Reclining female figure
Manner of Guglielmo della Porta Italian
Not on view
While thoroughly, recognizably Mannerist, the figure retains a contradictory “archaeological” patina, an artificial chloride corrosion that was applied at a later date. Richard Stone’s examination of the interior revealed an unusual method: extremely thin walls in the body and head, and core pin holes plugged with pointed lengths of wire. The arms are solid “and when apparently still in the wax were inserted into the short cap sleeves like stoppers in a bottle.”[1] Presciently, Stone likened the procedure to that of sculptors working in silver.

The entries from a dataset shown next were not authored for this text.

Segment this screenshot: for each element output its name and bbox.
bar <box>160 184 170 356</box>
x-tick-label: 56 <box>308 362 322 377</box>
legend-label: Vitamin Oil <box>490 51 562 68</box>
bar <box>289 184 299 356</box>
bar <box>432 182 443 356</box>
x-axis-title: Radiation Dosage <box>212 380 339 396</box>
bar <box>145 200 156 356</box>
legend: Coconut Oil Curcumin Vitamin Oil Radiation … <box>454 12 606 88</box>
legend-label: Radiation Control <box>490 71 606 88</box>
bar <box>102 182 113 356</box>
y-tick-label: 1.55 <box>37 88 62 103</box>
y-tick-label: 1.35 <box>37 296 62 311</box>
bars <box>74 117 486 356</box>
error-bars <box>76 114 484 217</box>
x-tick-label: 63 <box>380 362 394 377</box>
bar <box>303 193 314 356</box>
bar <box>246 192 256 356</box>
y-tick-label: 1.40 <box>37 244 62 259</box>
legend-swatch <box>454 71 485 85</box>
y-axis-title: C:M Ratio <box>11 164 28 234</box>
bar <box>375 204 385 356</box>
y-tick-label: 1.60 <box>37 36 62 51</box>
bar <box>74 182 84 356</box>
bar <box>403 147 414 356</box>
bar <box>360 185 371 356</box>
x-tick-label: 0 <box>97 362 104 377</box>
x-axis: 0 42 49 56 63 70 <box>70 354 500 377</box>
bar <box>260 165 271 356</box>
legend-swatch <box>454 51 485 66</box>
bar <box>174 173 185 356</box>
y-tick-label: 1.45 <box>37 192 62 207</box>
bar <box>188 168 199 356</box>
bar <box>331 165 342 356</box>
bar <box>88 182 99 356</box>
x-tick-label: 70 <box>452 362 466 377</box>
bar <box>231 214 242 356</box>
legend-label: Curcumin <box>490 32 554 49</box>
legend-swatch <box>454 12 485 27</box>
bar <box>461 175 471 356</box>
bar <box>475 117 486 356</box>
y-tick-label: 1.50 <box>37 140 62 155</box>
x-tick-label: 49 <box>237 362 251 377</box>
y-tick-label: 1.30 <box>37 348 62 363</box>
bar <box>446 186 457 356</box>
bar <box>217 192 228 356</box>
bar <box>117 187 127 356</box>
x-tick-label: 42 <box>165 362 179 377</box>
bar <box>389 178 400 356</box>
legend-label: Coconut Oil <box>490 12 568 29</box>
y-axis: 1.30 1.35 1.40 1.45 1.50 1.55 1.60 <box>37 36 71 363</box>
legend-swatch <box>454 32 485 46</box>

The statuette was formerly ascribed to an artist from the circle of the Rome-based Guglielmo della Porta and identified as Omphale, the ancient Lydian queen who owned Hercules as a slave. She usually appears brawnier than here, where her dainty hand hardly looks powerful enough to grasp the hero’s club, which she exchanged for her distaff. In fact, the model originated with a silversmith north of the Alps, probably from Augsburg. The same woman, clad in an elegant, clinging shift, occurs on top of an ebony and silver shrine from the Gonzaga collections, now in the Kunsthistorisches Museum.[2] Two other bronzes, of more rudimentary facture, are in the V&A, one occurring alongside an inkwell (that figure’s right arm is encircled by a snake and so is sometimes identified as Cleopatra).[3] Another, in the Alexander Fleischner collection, was attributed to Guglielmo della Porta when sold in 1929,[4] whence probably the attribution of our example. In all of these, the object once in the woman’s left hand is missing, making her status difficult if not impossible to establish.
-JDD
Footnotes
(For key to shortened references see bibliography in Allen, Italian Renaissance and Baroque Bronzes in The Metropolitan Museum of Art. NY: The Metropolitan Museum of Art, 2022.)
1. R. Stone/TR, November 12, 2010.
2. Venturelli 2005, pp. 190–91.
3. V&A, A.38-1939, called French. The same museum calls another example, A.90.1956, Venetian with a question mark. The first is unpublished; for the second, see Weihrauch 1967, p. 386, fig. 467.
4. Dorotheum, Vienna, May 13–15, 1929, lot 33.